All of which suggests that legislatures, not courts, are the best place to decide this matter.  But even if the Supreme Court of California rules in favor of pre-1972 protection, other states have clearly plunged oldies recordings into the public domain.  And without a pre-1972 federal statute, a patchwork of different state laws could be the end result.

Stay tuned.

3 Responses

  1. Russian Hacker

    Seems pretty clear there is State Copyright
    In Sound recordings. Looking at the CA law:

    Cal. Civ. Code § 980(a)(2). Section 980(a)(2) provides:

    The author of an original work of authorship consisting of a sound recording initially fixed prior to February 15, 1972, has an exclusive ownership therein until February 15, 2047, as against all persons except one who independently makes or duplicates another sound recording that does not directly or indirectly recapture the actual sounds fixed in such prior recording, but consists entirely of an independent fixation of other sounds, even though such sounds imitate or simulate the sounds contained in the prior sound recording.

  2. Sum guy

    That’s it. I’m out. This is the definition of fake news. Paul won’t stop saying that there is no copyright for pre-72 sound recordings in the state of Florida which is patently false. There is no shortage of actual reporting on this issue. I’m going to go read that.

  3. Esquire

    Please, consider searching for the real issue instead of blanket pronouncements. The issue is not copyright yes or copyright no.

    The question is whether or not those state copyright laws cover the performance of the works in addition to addressing their tangible reproduction. The latter is clear; the former is not.

    Traditionally, in the US, sound recording owners had limited rights relating to performance of their works. Over the past decade or two, digital delivery of sound recordings has been addressed by statutes and rules in a manner that exacts performance fees when they are transmitted over the net. Now the plaintiffs say that for many decades sound recording companies have been entitled under state law to collect that which was previously reserved in the US for song writers, money generated by licensing AM/FM/Satellite radio services.

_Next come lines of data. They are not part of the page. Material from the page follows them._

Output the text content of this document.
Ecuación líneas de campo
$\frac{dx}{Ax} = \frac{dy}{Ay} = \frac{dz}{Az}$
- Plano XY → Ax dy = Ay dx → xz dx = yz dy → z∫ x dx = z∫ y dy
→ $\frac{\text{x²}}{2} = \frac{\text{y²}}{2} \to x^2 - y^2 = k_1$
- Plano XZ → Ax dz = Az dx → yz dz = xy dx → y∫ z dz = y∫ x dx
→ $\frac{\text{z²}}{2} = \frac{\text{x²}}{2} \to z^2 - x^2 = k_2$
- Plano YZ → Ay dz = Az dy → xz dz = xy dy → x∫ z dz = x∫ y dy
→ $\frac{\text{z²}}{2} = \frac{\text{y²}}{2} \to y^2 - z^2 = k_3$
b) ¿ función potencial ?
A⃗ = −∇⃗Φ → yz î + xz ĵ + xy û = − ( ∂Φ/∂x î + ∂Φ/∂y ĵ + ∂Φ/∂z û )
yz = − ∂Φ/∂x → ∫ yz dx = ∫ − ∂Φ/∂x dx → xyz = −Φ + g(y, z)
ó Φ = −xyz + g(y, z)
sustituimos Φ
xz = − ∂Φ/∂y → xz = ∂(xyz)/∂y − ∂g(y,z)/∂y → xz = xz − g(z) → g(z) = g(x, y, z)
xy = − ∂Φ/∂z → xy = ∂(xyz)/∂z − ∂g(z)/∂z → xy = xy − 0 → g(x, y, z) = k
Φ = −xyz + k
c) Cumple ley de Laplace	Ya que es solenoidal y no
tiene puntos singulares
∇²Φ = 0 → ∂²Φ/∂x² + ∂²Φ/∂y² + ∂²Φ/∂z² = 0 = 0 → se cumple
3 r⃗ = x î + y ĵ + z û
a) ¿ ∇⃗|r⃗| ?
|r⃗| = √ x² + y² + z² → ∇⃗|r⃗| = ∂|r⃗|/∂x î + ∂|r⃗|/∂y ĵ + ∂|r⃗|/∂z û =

    Do those state copyright laws covering pre-72 sound recordings apply in a way that requires performance rights payments when transmitted over terrestrial or satellite radio? Could those state copyright laws written so long ago to address physical piracy also now, for the first time, be used to exact performance fees from terrestrially-broadcast radio services? If so, why wasn’t this argument pursued more than 50 years ago?

    Florida says no. New York says no. California has yet to make a final decision.

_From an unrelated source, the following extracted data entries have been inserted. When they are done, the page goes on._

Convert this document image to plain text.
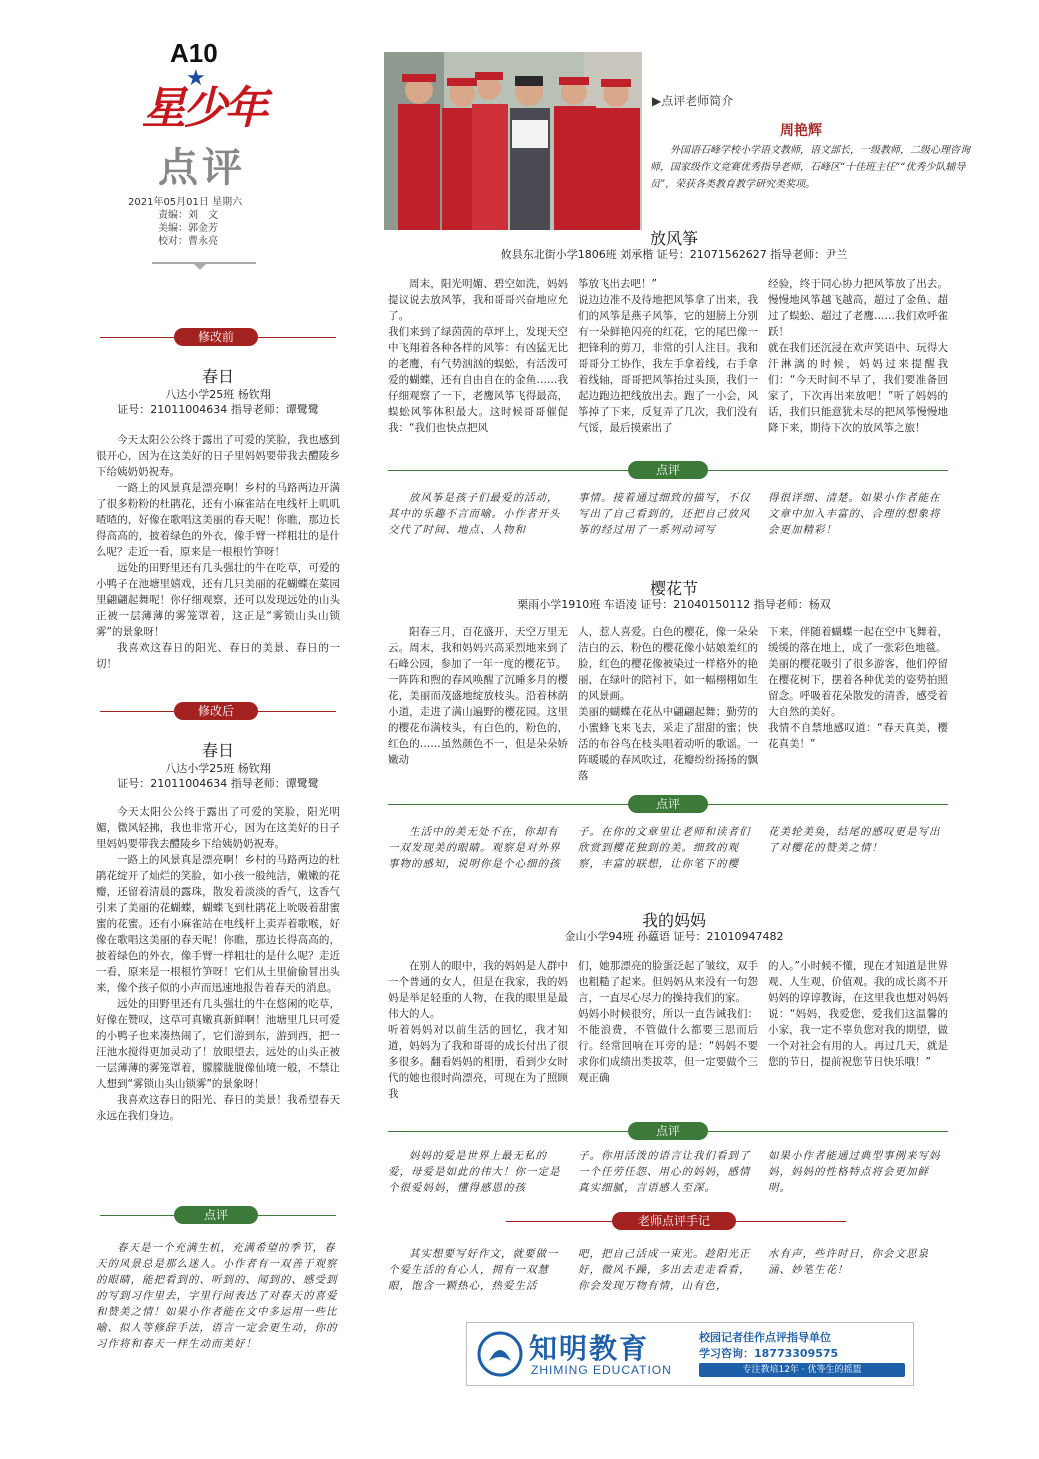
A10
星少年
★
点评
2021年05月01日 星期六
责编：刘　文
美编：郭金芳
校对：曹永亮
修改前
春日
八达小学25班 杨钦翔
证号：21011004634 指导老师：谭鹭鹭

今天太阳公公终于露出了可爱的笑脸，我也感到很开心，因为在这美好的日子里妈妈要带我去醴陵乡下给姨奶奶祝寿。

一路上的风景真是漂亮啊！乡村的马路两边开满了很多粉粉的杜鹃花，还有小麻雀站在电线杆上叽叽喳喳的，好像在歌唱这美丽的春天呢！你瞧，那边长得高高的，披着绿色的外衣，像手臂一样粗壮的是什么呢？走近一看，原来是一根根竹笋呀！

远处的田野里还有几头强壮的牛在吃草，可爱的小鸭子在池塘里嬉戏，还有几只美丽的花蝴蝶在菜园里翩翩起舞呢！你仔细观察，还可以发现远处的山头正被一层薄薄的雾笼罩着，这正是“雾锁山头山锁雾”的景象呀！

我喜欢这春日的阳光、春日的美景、春日的一切！

修改后
春日
八达小学25班 杨钦翔
证号：21011004634 指导老师：谭鹭鹭

今天太阳公公终于露出了可爱的笑脸，阳光明媚，微风轻拂，我也非常开心，因为在这美好的日子里妈妈要带我去醴陵乡下给姨奶奶祝寿。

一路上的风景真是漂亮啊！乡村的马路两边的杜鹃花绽开了灿烂的笑脸，如小孩一般纯洁，嫩嫩的花瓣，还留着清晨的露珠，散发着淡淡的香气，这香气引来了美丽的花蝴蝶，蝴蝶飞到杜鹃花上吮吸着甜蜜蜜的花蜜。还有小麻雀站在电线杆上卖弄着歌喉，好像在歌唱这美丽的春天呢！你瞧，那边长得高高的，披着绿色的外衣，像手臂一样粗壮的是什么呢？走近一看，原来是一根根竹笋呀！它们从土里偷偷冒出头来，像个孩子似的小声而迅速地报告着春天的消息。

远处的田野里还有几头强壮的牛在悠闲的吃草，好像在赞叹，这草可真嫩真新鲜啊！池塘里几只可爱的小鸭子也来凑热闹了，它们游到东，游到西，把一汪池水搅得更加灵动了！放眼望去，远处的山头正被一层薄薄的雾笼罩着，朦朦胧胧像仙境一般，不禁让人想到“雾锁山头山锁雾”的景象呀！

我喜欢这春日的阳光、春日的美景！我希望春天永远在我们身边。

点评
春天是一个充满生机，充满希望的季节，春天的风景总是那么迷人。小作者有一双善于观察的眼睛，能把看到的、听到的、闻到的、感受到的写到习作里去，字里行间表达了对春天的喜爱和赞美之情！如果小作者能在文中多运用一些比喻、拟人等修辞手法，语言一定会更生动，你的习作将和春天一样生动而美好！
▶点评老师简介
周艳辉
外国语石峰学校小学语文教师，语文部长，一级教师，二级心理咨询师，国家级作文竞赛优秀指导老师，石峰区“十佳班主任”“优秀少队辅导员”，荣获各类教育教学研究类奖项。
放风筝
攸县东北街小学1806班 刘承楷 证号：21071562627 指导老师：尹兰
周末，阳光明媚、碧空如洗，妈妈提议说去放风筝，我和哥哥兴奋地应允了。
我们来到了绿茵茵的草坪上，发现天空中飞翔着各种各样的风筝：有凶猛无比的老鹰，有气势汹汹的蜈蚣，有活泼可爱的蝴蝶，还有自由自在的金鱼……我仔细观察了一下，老鹰风筝飞得最高，蜈蚣风筝体积最大。这时候哥哥催促我：“我们也快点把风
筝放飞出去吧！”
说边边准不及待地把风筝拿了出来，我们的风筝是燕子风筝，它的翅膀上分别有一朵鲜艳闪亮的红花，它的尾巴像一把锋利的剪刀，非常的引人注目。我和哥哥分工协作，我左手拿着线，右手拿着线轴，哥哥把风筝抬过头顶，我们一起边跑边把线放出去。跑了一小会，风筝掉了下来，反复弄了几次，我们没有气馁，最后摸索出了
经验，终于同心协力把风筝放了出去。慢慢地风筝越飞越高，超过了金鱼、超过了蜈蚣、超过了老鹰……我们欢呼雀跃！
就在我们还沉浸在欢声笑语中、玩得大汗淋漓的时候，妈妈过来提醒我们：“今天时间不早了，我们要准备回家了，下次再出来放吧！”听了妈妈的话，我们只能意犹未尽的把风筝慢慢地降下来，期待下次的放风筝之旅！
点评
放风筝是孩子们最爱的活动，其中的乐趣不言而喻。小作者开头交代了时间、地点、人物和
事情。接着通过细致的描写，不仅写出了自己看到的，还把自己放风筝的经过用了一系列动词写
得很详细、清楚。如果小作者能在文章中加入丰富的、合理的想象将会更加精彩！
樱花节
栗雨小学1910班 车语凌 证号：21040150112 指导老师：杨双
阳春三月，百花盛开，天空万里无云。周末，我和妈妈兴高采烈地来到了石峰公园，参加了一年一度的樱花节。
一阵阵和煦的春风唤醒了沉睡多月的樱花，美丽而茂盛地绽放枝头。沿着林荫小道，走进了满山遍野的樱花园。这里的樱花布满枝头，有白色的，粉色的，红色的……虽然颜色不一，但是朵朵娇嫩动
人，惹人喜爱。白色的樱花，像一朵朵洁白的云，粉色的樱花像小姑娘羞红的脸，红色的樱花像被染过一样格外的艳丽，在绿叶的陪衬下，如一幅栩栩如生的风景画。
美丽的蝴蝶在花丛中翩翩起舞；勤劳的小蜜蜂飞来飞去，采走了甜甜的蜜；快活的布谷鸟在枝头唱着动听的歌谣。一阵暖暖的春风吹过，花瓣纷纷扬扬的飘落
下来，伴随着蝴蝶一起在空中飞舞着，缓缓的落在地上，成了一张彩色地毯。
美丽的樱花吸引了很多游客，他们停留在樱花树下，摆着各种优美的姿势拍照留念。呼吸着花朵散发的清香，感受着大自然的美好。
我情不自禁地感叹道：“春天真美，樱花真美！”
点评
生活中的美无处不在，你却有一双发现美的眼睛。观察是对外界事物的感知，说明你是个心细的孩
子。在你的文章里让老师和读者们欣赏到樱花独到的美。细致的观察，丰富的联想，让你笔下的樱
花美轮美奂，结尾的感叹更是写出了对樱花的赞美之情！
我的妈妈
金山小学94班 孙藴语 证号：21010947482
在别人的眼中，我的妈妈是人群中一个普通的女人，但是在我家，我的妈妈是举足轻重的人物，在我的眼里是最伟大的人。
听着妈妈对以前生活的回忆，我才知道，妈妈为了我和哥哥的成长付出了很多很多。翻看妈妈的相册，看到少女时代的她也很时尚漂亮，可现在为了照顾我
们，她那漂亮的脸蛋泛起了皱纹，双手也粗糙了起来。但妈妈从来没有一句怨言，一直尽心尽力的操持我们的家。
妈妈小时候很穷，所以一直告诫我们：不能浪费，不管做什么都要三思而后行。经常回响在耳旁的是：“妈妈不要求你们成绩出类拔萃，但一定要做个三观正确
的人。”小时候不懂，现在才知道是世界观、人生观、价值观。我的成长离不开妈妈的谆谆教诲，在这里我也想对妈妈说：“妈妈，我爱您，爱我们这温馨的小家，我一定不辜负您对我的期望，做一个对社会有用的人。再过几天，就是您的节日，提前祝您节日快乐哦！”
点评
妈妈的爱是世界上最无私的爱，母爱是如此的伟大！你一定是个很爱妈妈，懂得感恩的孩
子。你用活泼的语言让我们看到了一个任劳任怨、用心的妈妈，感情真实细腻，言语感人至深。
如果小作者能通过典型事例来写妈妈，妈妈的性格特点将会更加鲜明。
老师点评手记
其实想要写好作文，就要做一个爱生活的有心人，拥有一双慧眼，饱含一颗热心，热爱生活
吧，把自己活成一束光。趁阳光正好，微风不躁，多出去走走看看，你会发现万物有情，山有色，
水有声，些许时日，你会文思泉涌、妙笔生花！
知明教育
ZHIMING EDUCATION
校园记者佳作点评指导单位
学习咨询：18773309575
专注教培12年 · 优等生的摇篮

    In a truly global networked world, is there anyone who thinks this is properly a matter for individual states? At its smallest, this matter is truly Federal, these transmissions obviously crossing state lines, but copyright plaintiffs have been known to ignore reason in pursuit of making a point and potentially another dollar in license fees.

    A suggestion: Pass Fair Play or a similar federal law federalizing pre- and post-72 sound recordings alike, placing their performance licensing in the hands of Sound Exchange, which is the group that already handles sound recording licensing to these exact same AM/FM entities when they broadcast over the Internet.